Wednesday, April 20, 2011

It was kind of like a surprise party, but not.

Another round of severe storms blew through yesterday.  Ah, spring time in the south. :)


Not long before the boys' bedtime, we watched the radar carefully as a storm worthy of a tornado warning passed by just a few miles north of us.  It looked pretty ugly both on the computer and on the horizon, but once it was gone, things looked all clear.


After the boys were in bed we watched a live online news feed for our favorite Arkansas station.  Having lived there 4 years and with family still there now (not to mention a few blog buddies - Hi y'all!), we are always interested in the weather happenings up that way.


We finally got tired of living vicariously through other people's thunderstorms and went to bed.


Not long after drifting off to sleep, I was awakened by thunder, and surprised to find us under a new thunderstorm warning.  The warning stated up to golf ball size hail and 60 mph winds.  The warnings always say something like that, and we all we ever get is lots of lightening, some big gusts of wind, and lots of rain.  So I went back to bed.  


And a few minutes later, a quiet -ping.  Followed by -ping, ping. And -ping, ping, Ping!


Hail!


Hail that was quickly getting bigger, and bigger, and falling faster and faster.  When chunks the size of walnuts started falling, I started to worry about the garden.

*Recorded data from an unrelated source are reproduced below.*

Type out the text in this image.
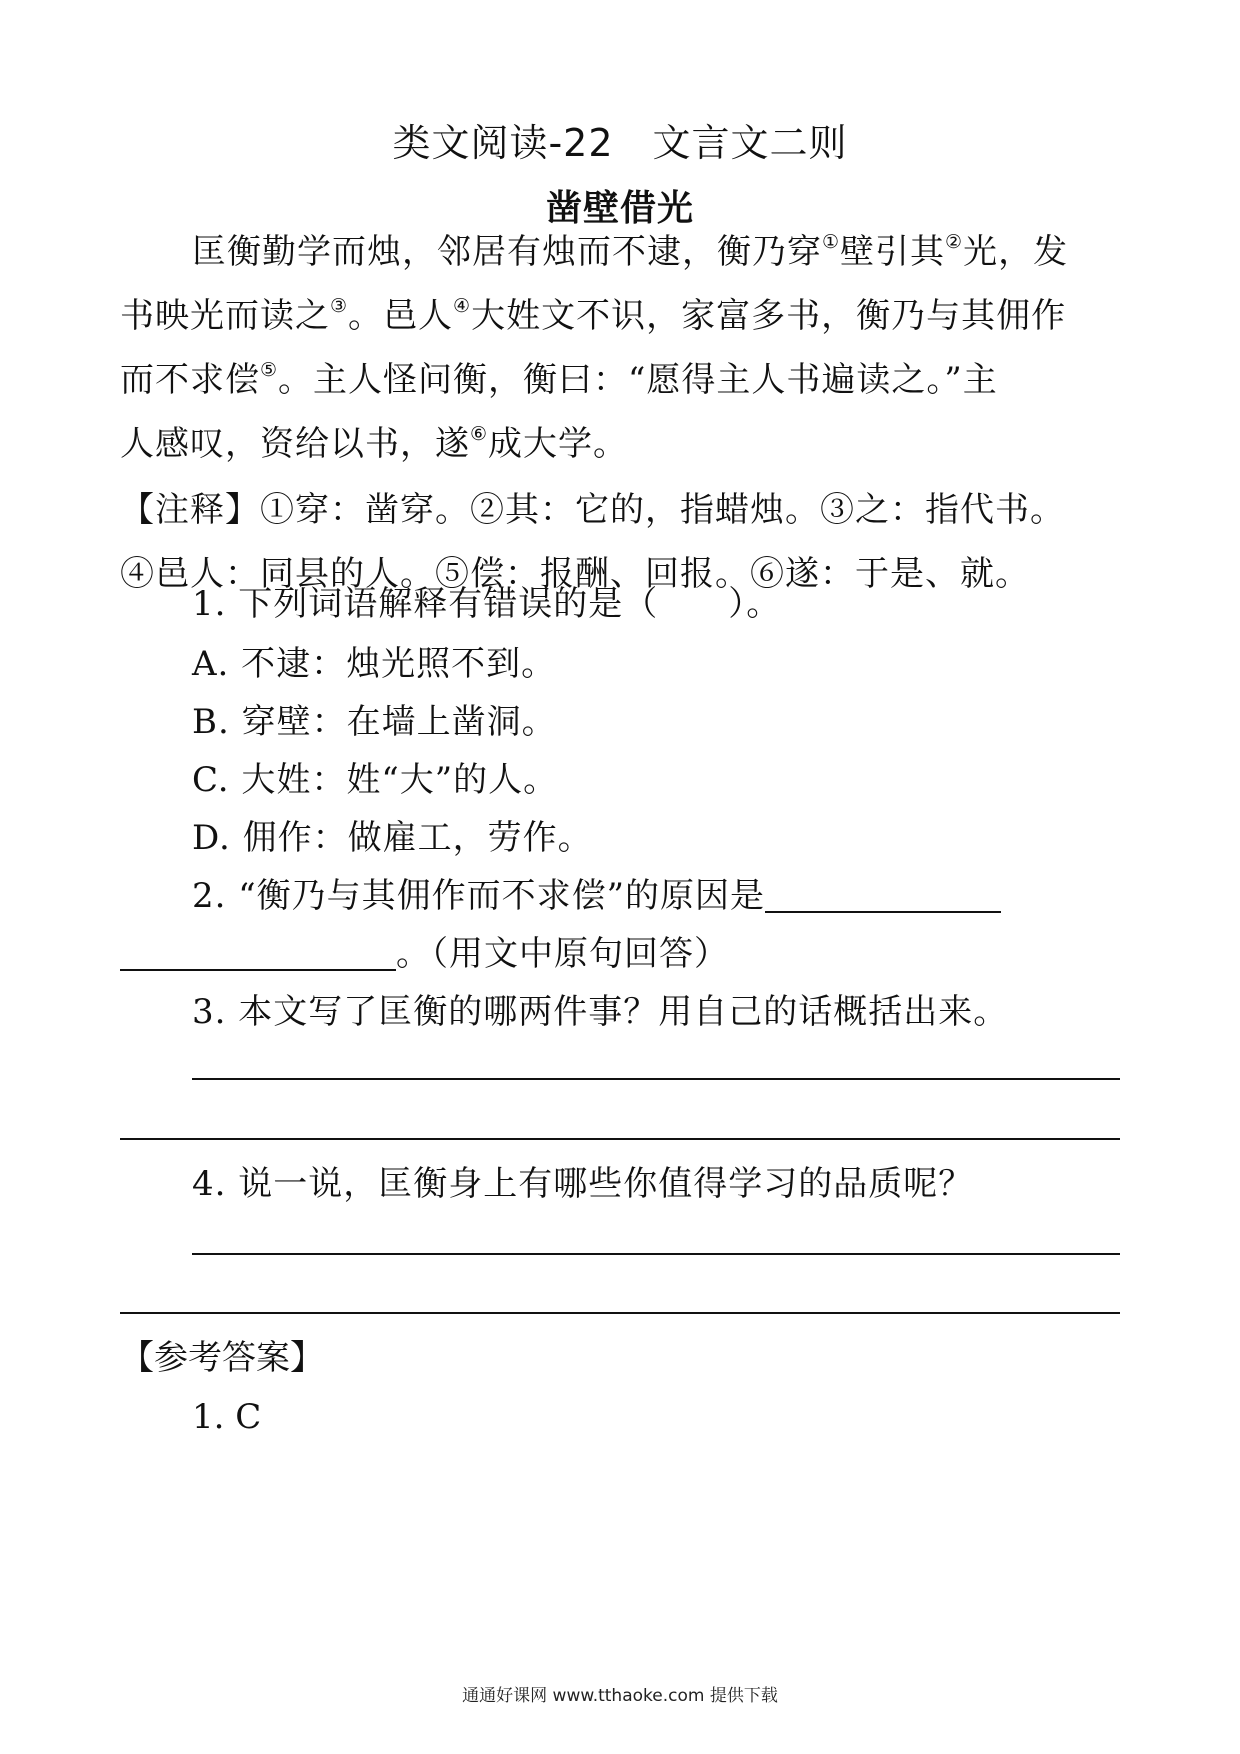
类文阅读-22　文言文二则
凿壁借光
匡衡勤学而烛，邻居有烛而不逮，衡乃穿①壁引其②光，发
书映光而读之③。邑人④大姓文不识，家富多书，衡乃与其佣作
而不求偿⑤。主人怪问衡，衡曰：“愿得主人书遍读之。”主
人感叹，资给以书，遂⑥成大学。
【注释】①穿：凿穿。②其：它的，指蜡烛。③之：指代书。
④邑人：同县的人。⑤偿：报酬、回报。⑥遂：于是、就。
1. 下列词语解释有错误的是（　　）。
A. 不逮：烛光照不到。
B. 穿壁：在墙上凿洞。
C. 大姓：姓“大”的人。
D. 佣作：做雇工，劳作。
2. “衡乃与其佣作而不求偿”的原因是
。（用文中原句回答）
3. 本文写了匡衡的哪两件事？用自己的话概括出来。
4. 说一说，匡衡身上有哪些你值得学习的品质呢？
【参考答案】
1. C
通通好课网 www.tthaoke.com 提供下载
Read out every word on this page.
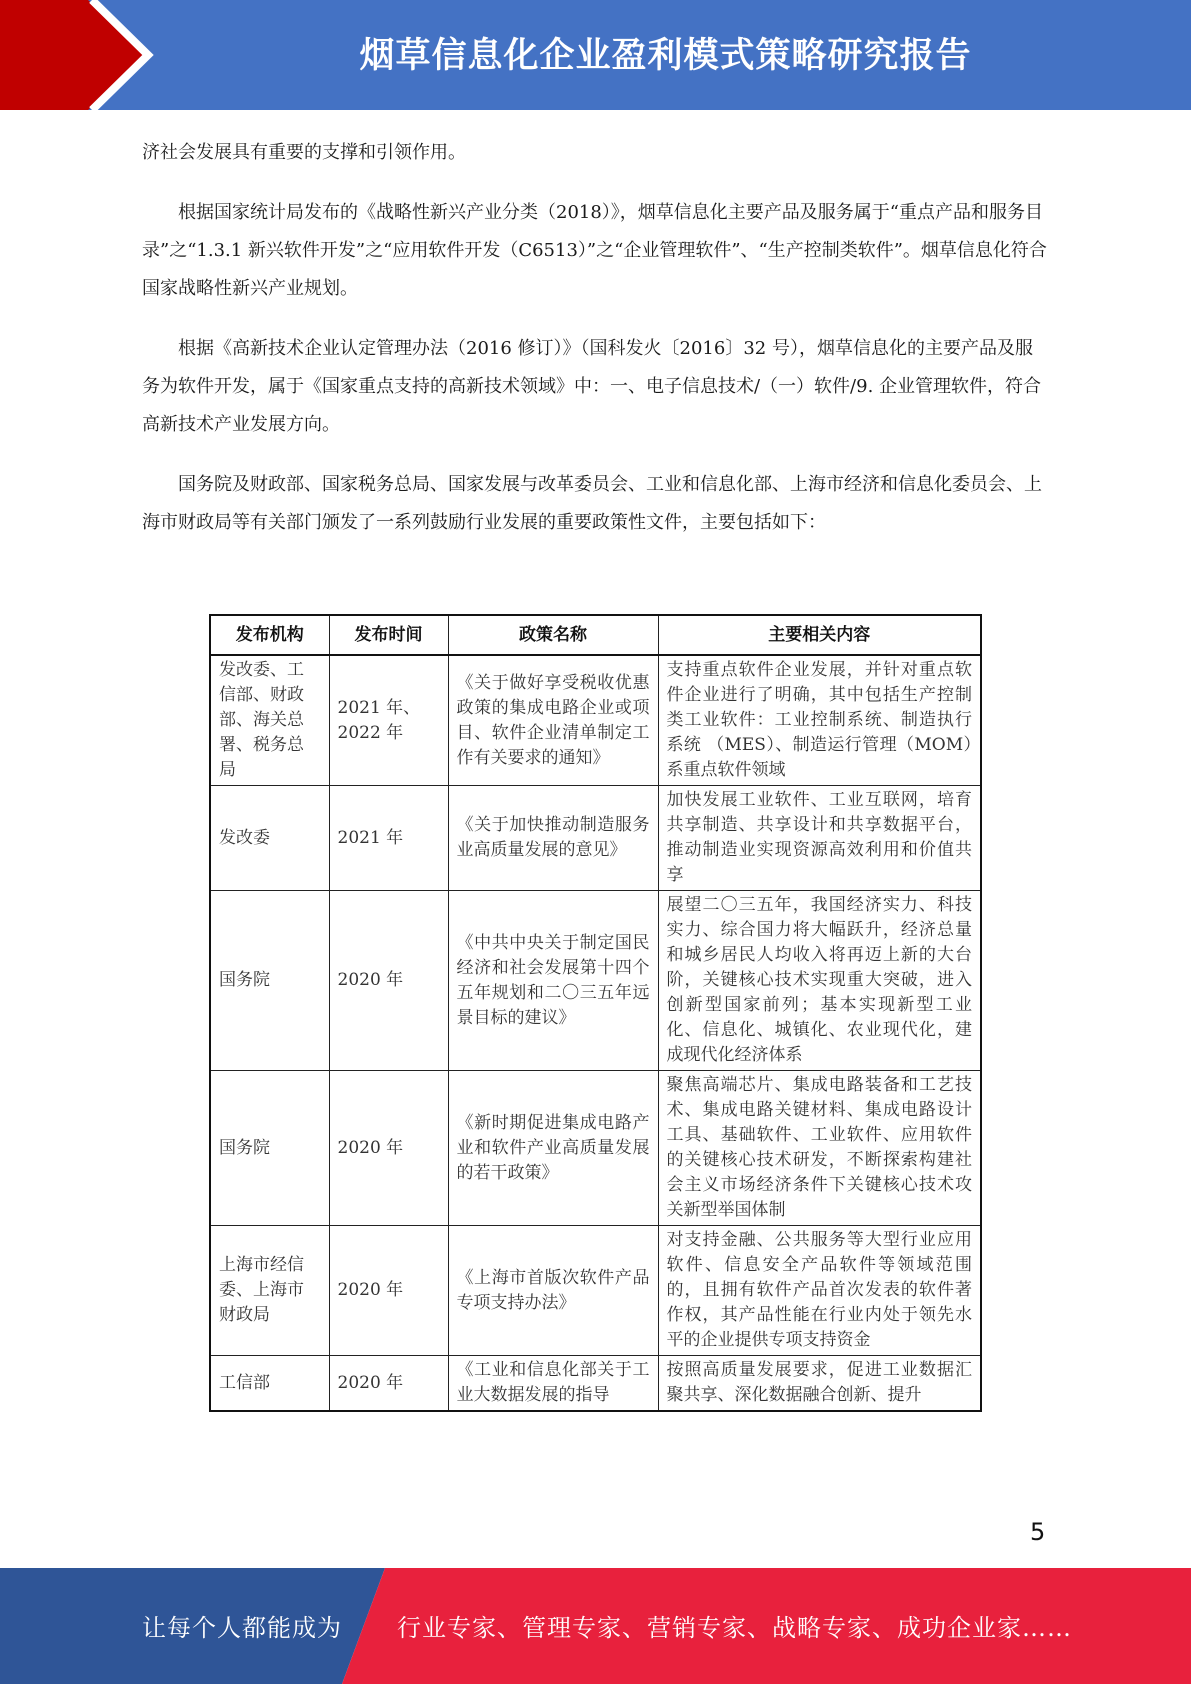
烟草信息化企业盈利模式策略研究报告

济社会发展具有重要的支撑和引领作用。

根据国家统计局发布的《战略性新兴产业分类（2018）》，烟草信息化主要产品及服务属于“重点产品和服务目录”之“1.3.1 新兴软件开发”之“应用软件开发（C6513）”之“企业管理软件”、“生产控制类软件”。烟草信息化符合国家战略性新兴产业规划。

根据《高新技术企业认定管理办法（2016 修订）》（国科发火〔2016〕32 号），烟草信息化的主要产品及服务为软件开发，属于《国家重点支持的高新技术领域》中：一、电子信息技术/（一）软件/9. 企业管理软件，符合高新技术产业发展方向。

国务院及财政部、国家税务总局、国家发展与改革委员会、工业和信息化部、上海市经济和信息化委员会、上海市财政局等有关部门颁发了一系列鼓励行业发展的重要政策性文件，主要包括如下：

发布机构	发布时间	政策名称	主要相关内容
发改委、工信部、财政部、海关总署、税务总局	2021 年、2022 年	《关于做好享受税收优惠政策的集成电路企业或项目、软件企业清单制定工作有关要求的通知》	支持重点软件企业发展，并针对重点软件企业进行了明确，其中包括生产控制类工业软件：工业控制系统、制造执行系统 （MES）、制造运行管理（MOM）系重点软件领域
发改委	2021 年	《关于加快推动制造服务业高质量发展的意见》	加快发展工业软件、工业互联网，培育共享制造、共享设计和共享数据平台，推动制造业实现资源高效利用和价值共享
国务院	2020 年	《中共中央关于制定国民经济和社会发展第十四个五年规划和二〇三五年远景目标的建议》	展望二〇三五年，我国经济实力、科技实力、综合国力将大幅跃升，经济总量和城乡居民人均收入将再迈上新的大台阶，关键核心技术实现重大突破，进入创新型国家前列；基本实现新型工业化、信息化、城镇化、农业现代化，建成现代化经济体系
国务院	2020 年	《新时期促进集成电路产业和软件产业高质量发展的若干政策》	聚焦高端芯片、集成电路装备和工艺技术、集成电路关键材料、集成电路设计工具、基础软件、工业软件、应用软件的关键核心技术研发，不断探索构建社会主义市场经济条件下关键核心技术攻关新型举国体制
上海市经信委、上海市财政局	2020 年	《上海市首版次软件产品专项支持办法》	对支持金融、公共服务等大型行业应用软件、信息安全产品软件等领域范围的，且拥有软件产品首次发表的软件著作权，其产品性能在行业内处于领先水平的企业提供专项支持资金
工信部	2020 年	《工业和信息化部关于工业大数据发展的指导	按照高质量发展要求，促进工业数据汇聚共享、深化数据融合创新、提升
5
让每个人都能成为 行业专家、管理专家、营销专家、战略专家、成功企业家……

When chunks the size of golf balls started falling, I started to worry about everything else!


I don't know how long the hailstorm lasted, but it was very LOUD.  And the ground was very WHITE.  The ground is littered with leaves.  The hood of Greg's vehicle is covered in little dents.  The plastic covers on the roof of our camper are shattered.  

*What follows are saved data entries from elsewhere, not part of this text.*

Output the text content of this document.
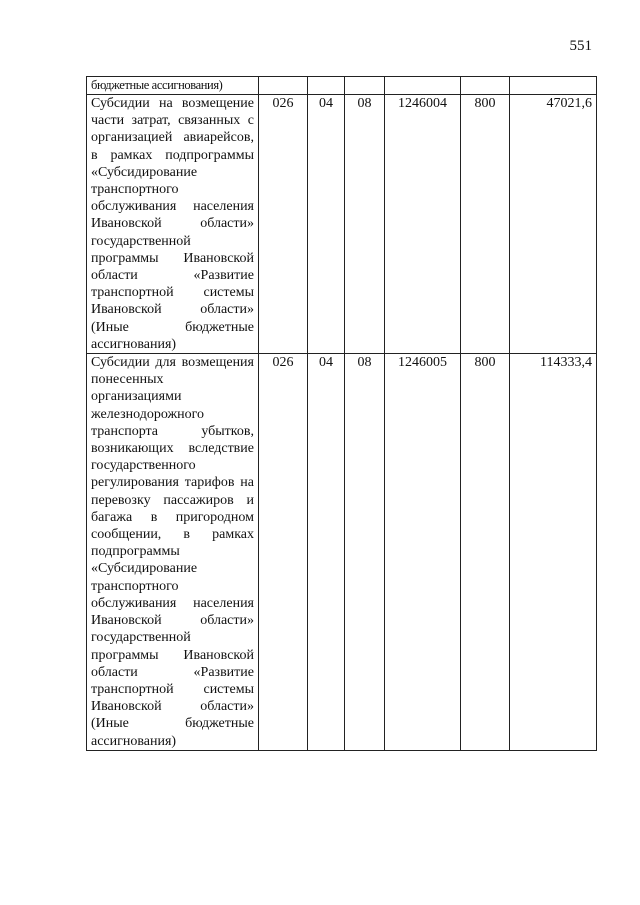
551
бюджетные ассигнования)						
Субсидии на возмещение части затрат, связанных с организацией авиарейсов, в рамках подпрограммы «Субсидирование транспортного обслуживания населения Ивановской области» государственной программы Ивановской области «Развитие транспортной системы Ивановской области» (Иные бюджетные ассигнования)	026	04	08	1246004	800	47021,6
Субсидии для возмещения понесенных организациями железнодорожного транспорта убытков, возникающих вследствие государственного регулирования тарифов на перевозку пассажиров и багажа в пригородном сообщении, в рамках подпрограммы «Субсидирование транспортного обслуживания населения Ивановской области» государственной программы Ивановской области «Развитие транспортной системы Ивановской области» (Иные бюджетные ассигнования)	026	04	08	1246005	800	114333,4
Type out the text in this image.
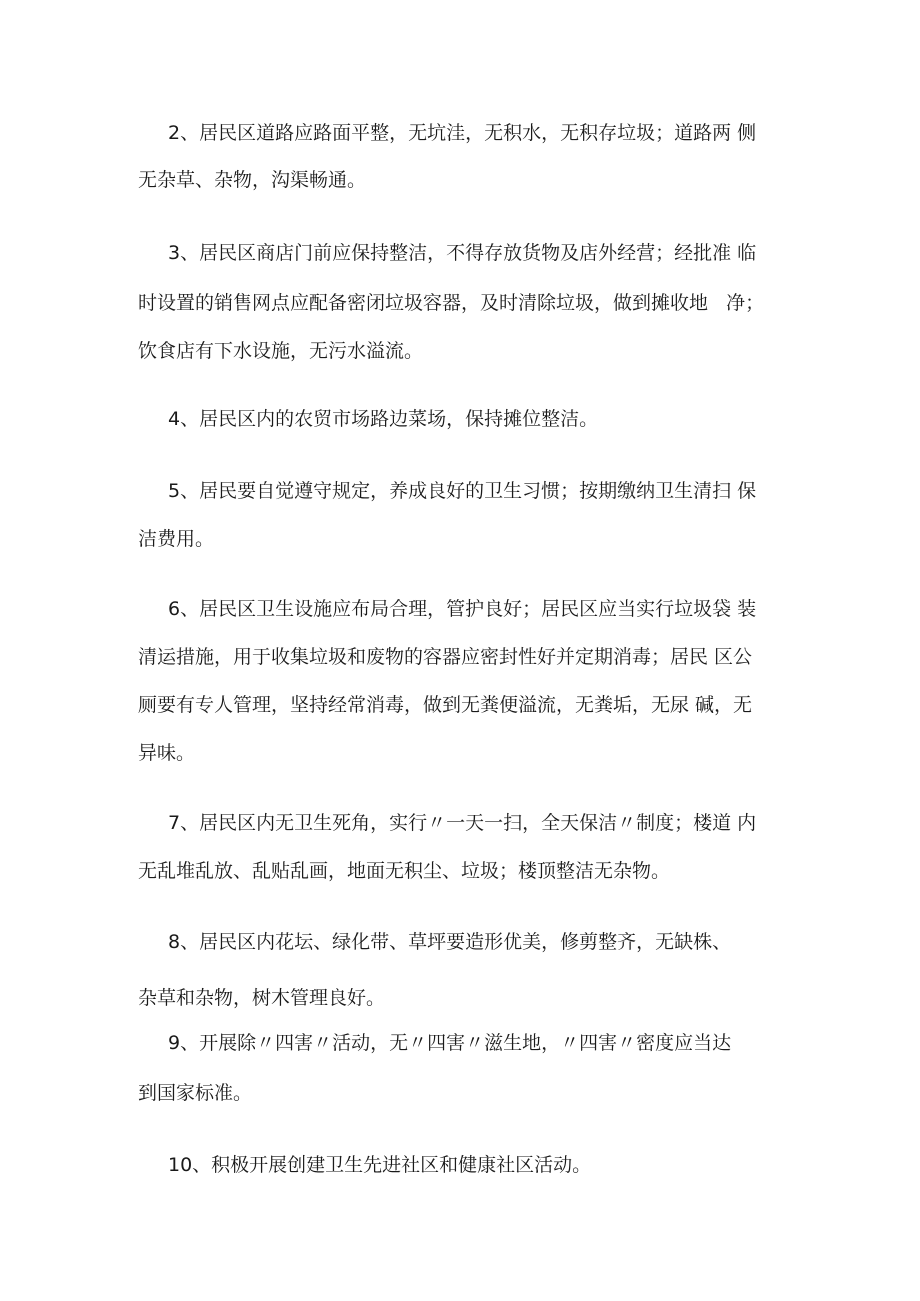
2、居民区道路应路面平整，无坑洼，无积水，无积存垃圾；道路两 侧
无杂草、杂物，沟渠畅通。
3、居民区商店门前应保持整洁，不得存放货物及店外经营；经批准 临
时设置的销售网点应配备密闭垃圾容器，及时清除垃圾，做到摊收地   净；
饮食店有下水设施，无污水溢流。
4、居民区内的农贸市场路边菜场，保持摊位整洁。
5、居民要自觉遵守规定，养成良好的卫生习惯；按期缴纳卫生清扫 保
洁费用。
6、居民区卫生设施应布局合理，管护良好；居民区应当实行垃圾袋 装
清运措施，用于收集垃圾和废物的容器应密封性好并定期消毒；居民 区公
厕要有专人管理，坚持经常消毒，做到无粪便溢流，无粪垢，无尿 碱，无
异味。
7、居民区内无卫生死角，实行〃一天一扫，全天保洁〃制度；楼道 内
无乱堆乱放、乱贴乱画，地面无积尘、垃圾；楼顶整洁无杂物。
8、居民区内花坛、绿化带、草坪要造形优美，修剪整齐，无缺株、
杂草和杂物，树木管理良好。
9、开展除〃四害〃活动，无〃四害〃滋生地，〃四害〃密度应当达
到国家标准。
10、积极开展创建卫生先进社区和健康社区活动。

And our garden... our poor garden.  I am hopeful the majority of the plants will recover.


All of this just goes to prove I was right earlier in the evening: the excitement of a storm is all well and good until it gets a little too close for comfort.  And I felt a good bit sheepish for being even a tiny bit disappointed when it all passed over with barely a sprinkle earlier.  


Still, Greg and I do love the excitement of thunderstorms.  We have said that when he retires and our kids are grown we will be storm chasers.  Of course, by then we'll probably be taking care of grandkids and aging parents, but we'll take that as it comes.


In the meantime, we enjoy watching the weather as it comes our way, whatever the weather may be.  


And yes, there are hailstones in my freezer right now. :) 


P.S. One other casualty of the aftermath of the hailstorm: my camera!  Outside taking pictures of all the hail, my hands were full of towels and a flashlight, and the wrist strap slipped off my wrist.  The camera hit the concrete and hasn't been the same since.  I have more hope for the tomatoes recovering than I do the camera, but I'm not ready to give up quite yet!

3 comments:

Suzanne said...

We SO would be storm chasers too! Maybe we can we old, decrepit, and chasing storms together!!

Crazy, that hail you got! (Reminded me of the part in Joshua, I think, where God killed more of the enemies with stones from heaven than the army did - yes, you might be deep in the Old Testament if EVERYTHING reminds you of something in it!! hehe)

I'm so very sorry about your camera. But wow! you have lovely toes, so it all evens out, right? :)

And hi, right back at ya, from Arkansas!

Kristin said...

DANG! That's a huge hail stone in your hand! It is stiiiiill storming here! Thunder and lightning galore.

Sheri said...

So sorry about your garden! I hope some of it recovers. I've been concerned about mine also, but so far no hail out here!!